Two years before the revolution, he noted, Archbishop Gordon Pantin had been installed as Trinidad’s first local ordinary.
“For two years, the local archbishop was struggling to understand how to move the church forward,” said Archbishop Gordon. “The events of 1970 catapulted the church in new directions. It broke the mold of the past and it opened a new mold for the future.”
For instance, he said, “Most of our priests were foreign missionary priests who occupied the cathedral. They left the cathedral after 1970, allowing the first local priests to become the administrators of the cathedral.”
Mutema said the cathedral incident “marked a series of events that led to a significant transformation, not just of the Catholic Church, but the spiritual life and the religious landscape of the Caribbean.”

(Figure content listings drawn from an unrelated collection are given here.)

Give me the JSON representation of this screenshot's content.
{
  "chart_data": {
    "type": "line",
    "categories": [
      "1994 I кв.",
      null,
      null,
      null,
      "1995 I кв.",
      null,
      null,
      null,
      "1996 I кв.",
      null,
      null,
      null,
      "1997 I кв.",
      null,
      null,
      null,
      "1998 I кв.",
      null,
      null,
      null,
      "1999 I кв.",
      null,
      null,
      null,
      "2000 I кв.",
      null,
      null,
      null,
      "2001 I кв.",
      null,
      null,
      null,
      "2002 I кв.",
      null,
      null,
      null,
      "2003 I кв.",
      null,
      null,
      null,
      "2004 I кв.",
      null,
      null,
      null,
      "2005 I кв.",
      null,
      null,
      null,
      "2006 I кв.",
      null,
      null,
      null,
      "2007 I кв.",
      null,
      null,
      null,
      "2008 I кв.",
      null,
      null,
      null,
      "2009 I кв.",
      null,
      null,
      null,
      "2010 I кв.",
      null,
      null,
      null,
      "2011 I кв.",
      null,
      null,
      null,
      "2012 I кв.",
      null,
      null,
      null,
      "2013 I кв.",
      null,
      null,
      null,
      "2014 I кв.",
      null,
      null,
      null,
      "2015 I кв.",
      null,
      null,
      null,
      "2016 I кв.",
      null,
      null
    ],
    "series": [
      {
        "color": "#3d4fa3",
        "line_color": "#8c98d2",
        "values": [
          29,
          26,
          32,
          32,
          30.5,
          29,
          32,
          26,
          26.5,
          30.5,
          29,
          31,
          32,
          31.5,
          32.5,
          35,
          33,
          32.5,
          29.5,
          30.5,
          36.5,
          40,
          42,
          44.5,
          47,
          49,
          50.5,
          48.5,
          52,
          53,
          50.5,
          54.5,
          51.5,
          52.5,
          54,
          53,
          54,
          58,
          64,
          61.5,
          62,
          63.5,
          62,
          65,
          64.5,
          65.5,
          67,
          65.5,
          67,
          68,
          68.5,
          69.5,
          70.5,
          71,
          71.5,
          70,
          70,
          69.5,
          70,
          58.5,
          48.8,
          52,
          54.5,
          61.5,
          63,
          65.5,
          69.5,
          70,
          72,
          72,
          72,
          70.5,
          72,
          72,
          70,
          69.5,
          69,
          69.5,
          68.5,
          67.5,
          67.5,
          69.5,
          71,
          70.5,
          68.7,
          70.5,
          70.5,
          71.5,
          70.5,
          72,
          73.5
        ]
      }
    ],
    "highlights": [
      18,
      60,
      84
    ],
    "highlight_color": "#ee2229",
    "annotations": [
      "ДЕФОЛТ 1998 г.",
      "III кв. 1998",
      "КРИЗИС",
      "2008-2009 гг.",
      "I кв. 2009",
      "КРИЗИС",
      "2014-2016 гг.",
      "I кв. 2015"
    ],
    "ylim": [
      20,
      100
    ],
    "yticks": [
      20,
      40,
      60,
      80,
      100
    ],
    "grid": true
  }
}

Archbishop Pantin made the church’s first apology back in 1999, said Archbishop Gordon.
“In his official capacity as archbishop, (he) came to the cathedral in a service where he asked forgiveness for whatever way the Catholic Church had been complicit in racism, in sexism, in classism and the prejudice in the society.
“He said that the church has not always been on the right side of history and has not always acted appropriately as a mother should to all of her children.”
“I have to congratulate the Catholic Church for its response,” said Mutema, “because, in the face of that criticism, the church listened. They listened, and they went further than that to make amends and made drastic changes to their institution.”